Each worker plays the latest policy against itself for \(80\%\) of games and plays against older policies for \(20\%\) of games. A past version is selected proportional to its quality, which is initialized to the maximum existing qualities when an agent is added to the pool and slowly decreases when it’s defeated by the current agent. (Appendix H)

OpenAI Five reduces the computation requirements by allowing the game and the policy model to run concurrently by asynchronously issuing actions with an action offset. That is, when the model receives an observation at time \(T\), rather than making the game engine wait for the model to produce an action at time \(T\), they let the game engine carry on running until it produces an observation at \(T+1\). Then the game engine receives the action from the model produced at time \(T\) and proceeds accordingly. This prevents the two major computation from blocking one another (see Figure 19 below) but results in a reaction time randomly distributed between \(5\) and \(8\) frames (\(167\)ms to \(267\)ms)

Observation Space(Appendix E)

OpenAI Five uses a set of data arrays to approximate the information available to a human player. This information is imperfect; there are small pieces of information which human can gain access to which is not encoded in the observation. On the flip side, the model gets to see all the information simultaneously every time step, whereas a human needs to actively click to see various parts of the map and status modifiers.

All float observations(including booleans) are z-scored using running mean and standard deviation before feeding into the neural network. This is done by subtracting the mean, dividing by the standard deviation, and clipping in range \((-5, 5)\) for each observation at each timestep.

Action Space(Appendix F)

The action that agents can choose at each timestep is represented by a primary action along with three parameter actions. The primary action includes noop, move, use one of the hero’s spell, etc.
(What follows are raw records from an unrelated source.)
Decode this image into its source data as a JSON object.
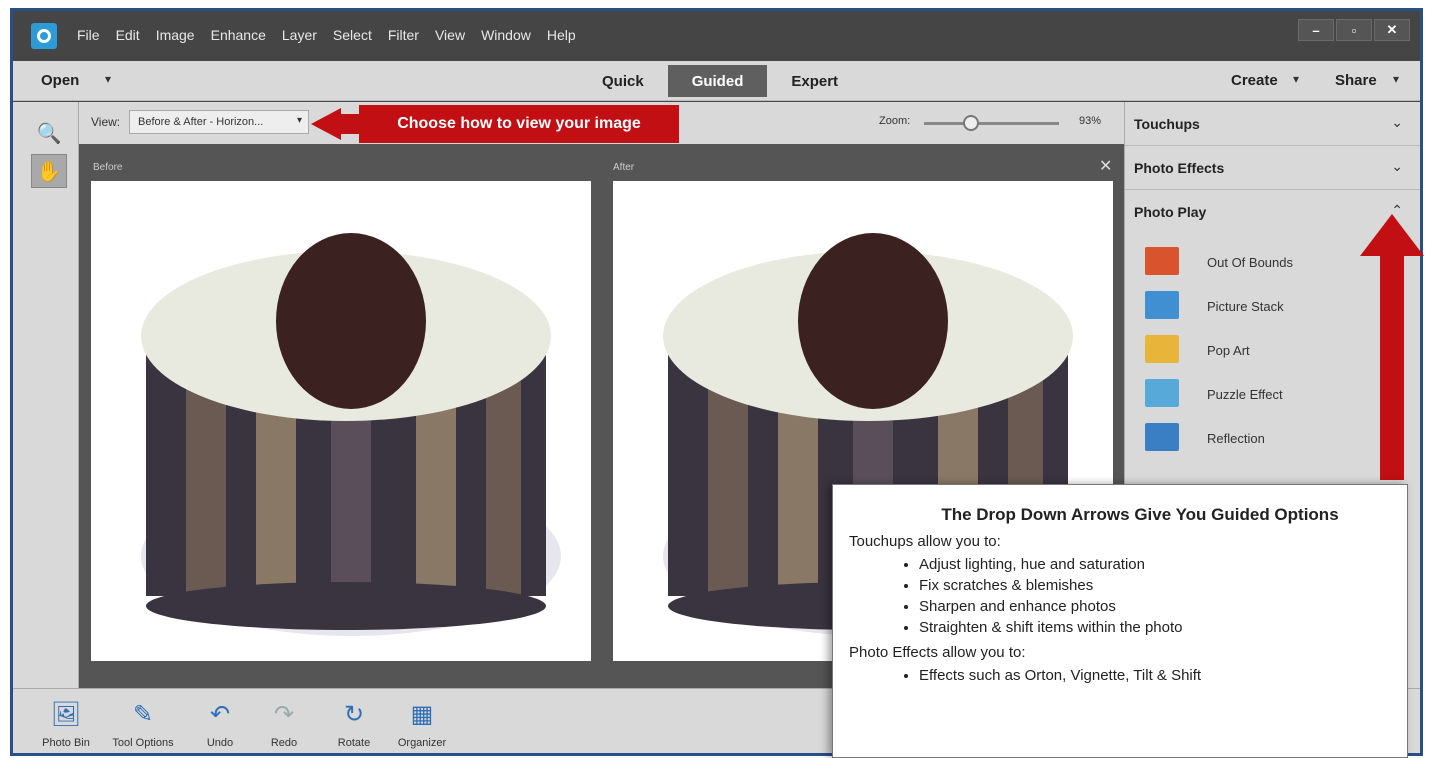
{
  "menubar": {
    "items": [
      "File",
      "Edit",
      "Image",
      "Enhance",
      "Layer",
      "Select",
      "Filter",
      "View",
      "Window",
      "Help"
    ],
    "window_controls": [
      "–",
      "▫",
      "✕"
    ]
  },
  "modebar": {
    "open_label": "Open",
    "caret": "▾",
    "tabs": [
      "Quick",
      "Guided",
      "Expert"
    ],
    "create_label": "Create",
    "share_label": "Share"
  },
  "tools": {
    "zoom_glyph": "🔍",
    "hand_glyph": "✋"
  },
  "options": {
    "view_label": "View:",
    "view_value": "Before & After - Horizon...",
    "callout_text": "Choose how to view your image",
    "zoom_label": "Zoom:",
    "zoom_value": "93%",
    "zoom_level_fraction": 0.35
  },
  "canvas": {
    "before_label": "Before",
    "after_label": "After",
    "close_glyph": "✕"
  },
  "rightpanel": {
    "sections": [
      {
        "title": "Touchups",
        "chevron": "⌄"
      },
      {
        "title": "Photo Effects",
        "chevron": "⌄"
      },
      {
        "title": "Photo Play",
        "chevron": "⌃"
      }
    ],
    "play_items": [
      {
        "label": "Out Of Bounds",
        "icon": "out-of-bounds-icon",
        "color": "#d9532c"
      },
      {
        "label": "Picture Stack",
        "icon": "picture-stack-icon",
        "color": "#3f8fd2"
      },
      {
        "label": "Pop Art",
        "icon": "pop-art-icon",
        "color": "#e9b43a"
      },
      {
        "label": "Puzzle Effect",
        "icon": "puzzle-effect-icon",
        "color": "#56a9d8"
      },
      {
        "label": "Reflection",
        "icon": "reflection-icon",
        "color": "#3a7ec4"
      }
    ]
  },
  "bottombar": {
    "items": [
      {
        "label": "Photo Bin",
        "glyph": "🖼"
      },
      {
        "label": "Tool Options",
        "glyph": "✎"
      },
      {
        "label": "Undo",
        "glyph": "↶"
      },
      {
        "label": "Redo",
        "glyph": "↷"
      },
      {
        "label": "Rotate",
        "glyph": "↻"
      },
      {
        "label": "Organizer",
        "glyph": "▦"
      }
    ]
  },
  "note": {
    "title": "The Drop Down Arrows Give You Guided Options",
    "touchups_intro": "Touchups allow you to:",
    "touchups_list": [
      "Adjust lighting, hue and saturation",
      "Fix scratches & blemishes",
      "Sharpen and enhance photos",
      "Straighten & shift items within the photo"
    ],
    "effects_intro": "Photo Effects allow you to:",
    "effects_list": [
      "Effects such as Orton, Vignette, Tilt & Shift"
    ]
  },
  "colors": {
    "accent_red": "#c10f13",
    "frame_blue": "#2a4e86",
    "panel_gray": "#d9d9d9",
    "active_tab": "#5f5f5f"
  }
}
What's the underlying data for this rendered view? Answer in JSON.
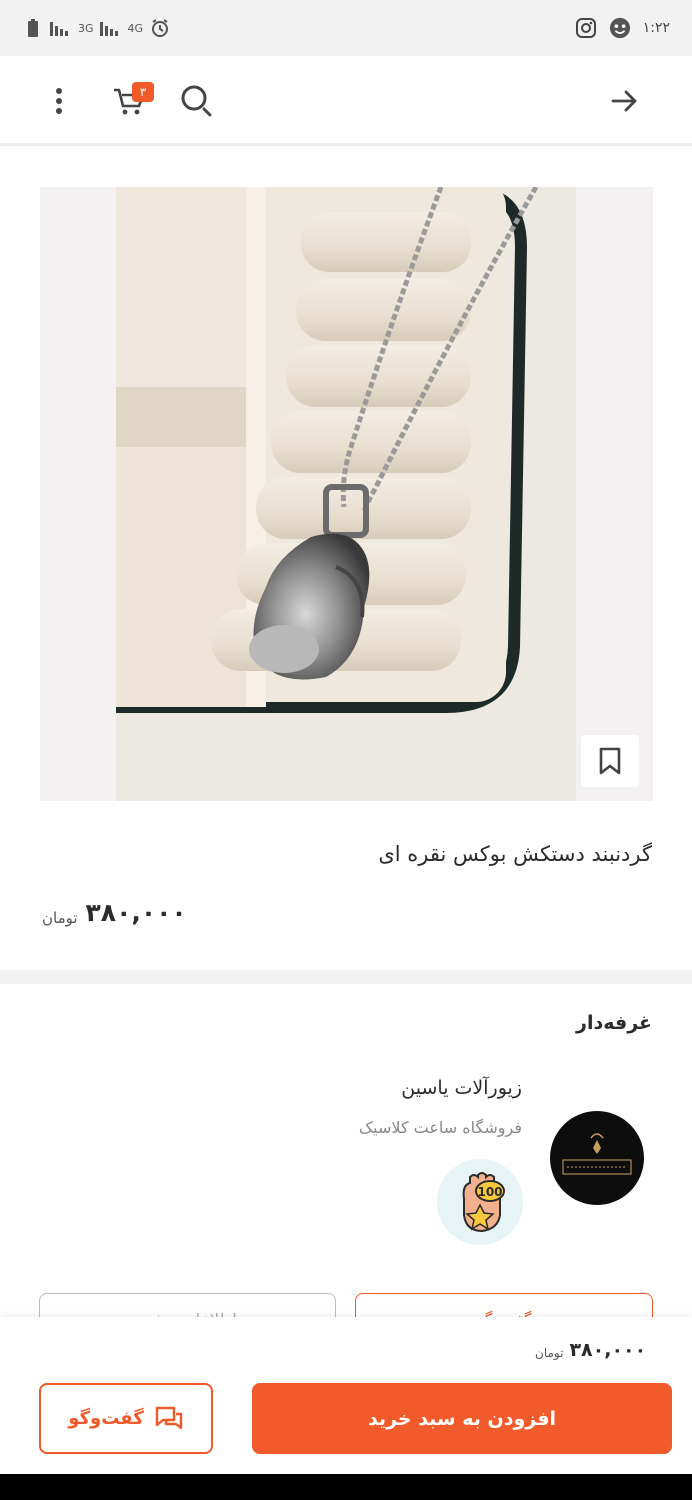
{
  "status_bar": {
    "time": "۱:۲۲",
    "network": "3G",
    "network2": "4G",
    "icons": [
      "battery-icon",
      "signal-icon",
      "alarm-icon",
      "instagram-icon",
      "emoji-icon"
    ]
  },
  "app_bar": {
    "cart_count": "۳",
    "icons": [
      "more-vert-icon",
      "cart-icon",
      "search-icon",
      "arrow-forward-icon"
    ]
  },
  "product": {
    "title": "گردنبند دستکش بوکس نقره ای",
    "price": "۳۸۰,۰۰۰",
    "currency": "تومان"
  },
  "seller": {
    "section_title": "غرفه‌دار",
    "name": "زیورآلات یاسین",
    "subtitle": "فروشگاه ساعت کلاسیک",
    "avatar_logo_text": "Crescent Collection",
    "badge_label": "100"
  },
  "ghost_buttons": {
    "left_label": "اطلاعات بیشتر",
    "right_label": "گفت‌وگو"
  },
  "bottom_bar": {
    "price": "۳۸۰,۰۰۰",
    "currency": "تومان",
    "add_to_cart": "افزودن به سبد خرید",
    "chat": "گفت‌وگو"
  },
  "colors": {
    "accent": "#f05a28",
    "badge_bg": "#e6f4f6",
    "divider": "#f1f1f1"
  }
}
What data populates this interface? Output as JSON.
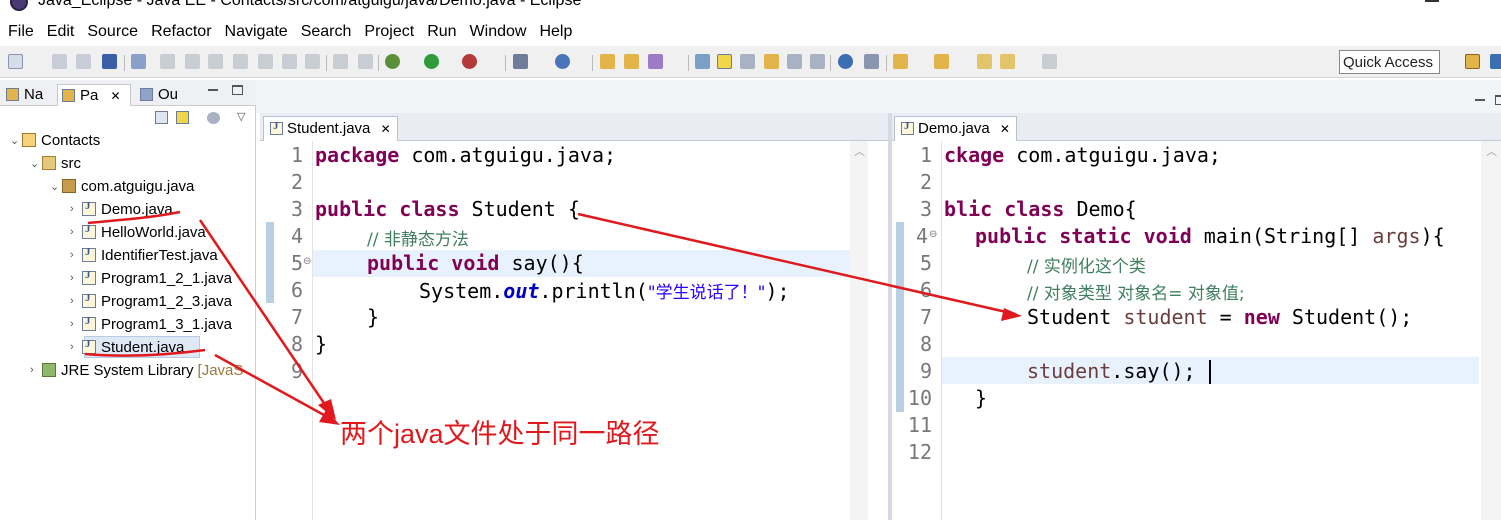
{
  "window": {
    "title": "Java_Eclipse - Java EE - Contacts/src/com/atguigu/java/Demo.java - Eclipse"
  },
  "menu": [
    "File",
    "Edit",
    "Source",
    "Refactor",
    "Navigate",
    "Search",
    "Project",
    "Run",
    "Window",
    "Help"
  ],
  "toolbar": {
    "quick_access": "Quick Access"
  },
  "left_tabs": [
    {
      "label": "Na",
      "icon": "navigator-icon"
    },
    {
      "label": "Pa",
      "icon": "package-explorer-icon",
      "close": "✕"
    },
    {
      "label": "Ou",
      "icon": "outline-icon"
    }
  ],
  "tree": {
    "project": "Contacts",
    "src": "src",
    "package": "com.atguigu.java",
    "files": [
      "Demo.java",
      "HelloWorld.java",
      "IdentifierTest.java",
      "Program1_2_1.java",
      "Program1_2_3.java",
      "Program1_3_1.java",
      "Student.java"
    ],
    "library": "JRE System Library",
    "library_suffix": "[JavaS"
  },
  "editor_student": {
    "tab": "Student.java",
    "close": "✕",
    "line_numbers": [
      "1",
      "2",
      "3",
      "4",
      "5",
      "6",
      "7",
      "8",
      "9"
    ],
    "lines": {
      "l1_kw": "package",
      "l1_rest": " com.atguigu.java;",
      "l3_kw1": "public",
      "l3_kw2": "class",
      "l3_rest": " Student {",
      "l4_comment": "// 非静态方法",
      "l5_kw1": "public",
      "l5_kw2": "void",
      "l5_rest": " say(){",
      "l6_a": "System.",
      "l6_field": "out",
      "l6_b": ".println(",
      "l6_str": "\"学生说话了！\"",
      "l6_c": ");",
      "l7": "}",
      "l8": "}"
    }
  },
  "editor_demo": {
    "tab": "Demo.java",
    "close": "✕",
    "line_numbers": [
      "1",
      "2",
      "3",
      "4",
      "5",
      "6",
      "7",
      "8",
      "9",
      "10",
      "11",
      "12"
    ],
    "lines": {
      "l1_kw": "ckage",
      "l1_rest": " com.atguigu.java;",
      "l3_kw1": "blic",
      "l3_kw2": "class",
      "l3_rest": " Demo{",
      "l4_kw1": "public",
      "l4_kw2": "static",
      "l4_kw3": "void",
      "l4_rest": " main(String[] ",
      "l4_var": "args",
      "l4_end": "){",
      "l5_comment": "// 实例化这个类",
      "l6_comment": "// 对象类型 对象名= 对象值;",
      "l7_a": "Student ",
      "l7_var": "student",
      "l7_b": " = ",
      "l7_kw": "new",
      "l7_c": " Student();",
      "l9_var": "student",
      "l9_rest": ".say();",
      "l10": "}"
    }
  },
  "annotation": {
    "text": "两个java文件处于同一路径",
    "color": "#e0191d"
  }
}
These actions are filtered by checking if it’s available before being fed into the network; as we will see in Architecture, the network is designed to accept a different number of available actions. Three additional parameter actions are delay(4 dim), unit selection(189 dim), and offset(81 dim) described in Figure 15 below. Interestingly, in Appendix L, they found that the agent did not learn to schedule delay, and simply taking the action at the start of the frameskip was better

It is worth noting that Unit Selection is further divided into two heads depending on the primary action. One is Regular Unit Selection, which learns to target tactical spells and abilities, and the other is Teleport Selection, which repositions units across the map and is only activated when the primary action is teleport. Because teleport is much rarer, the learning signal for targeting this ability would be drowned out if we used a single head for both. For this reason, we separate them into two heads and use one or the other depending on the primary action. Similarly, the Offset parameter is split into “Regular Offset”, “Caster Offset” and “Ward Placement Offset”.

Table 5 categorizes primary actions into six action target types.

Reward(Appendix G)

To facilitate learning, a dense reward function is defined by human in addition to the win/loss signal. Instead of enumerating all rewards, we discuss three auxiliary techniques used in OpenAI Five:

Zero sum: To ensure all rewards are zero-sum, the average of the enemies’ rewards is subtracted from each hero’s reward

Game time weighting: Rewards are easily obtained in the late stage of the game as the hero’s power increases. For example, a character who struggles to kill a single weak creep early in the game can often kill many at once with a single stroke by the end of the game. If we do not account for this, the learning procedure focuses entirely on the later stages of the game and ignores the earlier stages because they have less total reward magnitude. To address this issue, we multiply all rewards other than win/loss reward by a factor that decays exponentially over the course of the game. Each reward \(\rho_i\) earned at time \(T\) is scaled:

\[\begin{align} \rho_i\leftarrow\rho_i\times 0.6^{T/10\text{mins}} \end{align}\]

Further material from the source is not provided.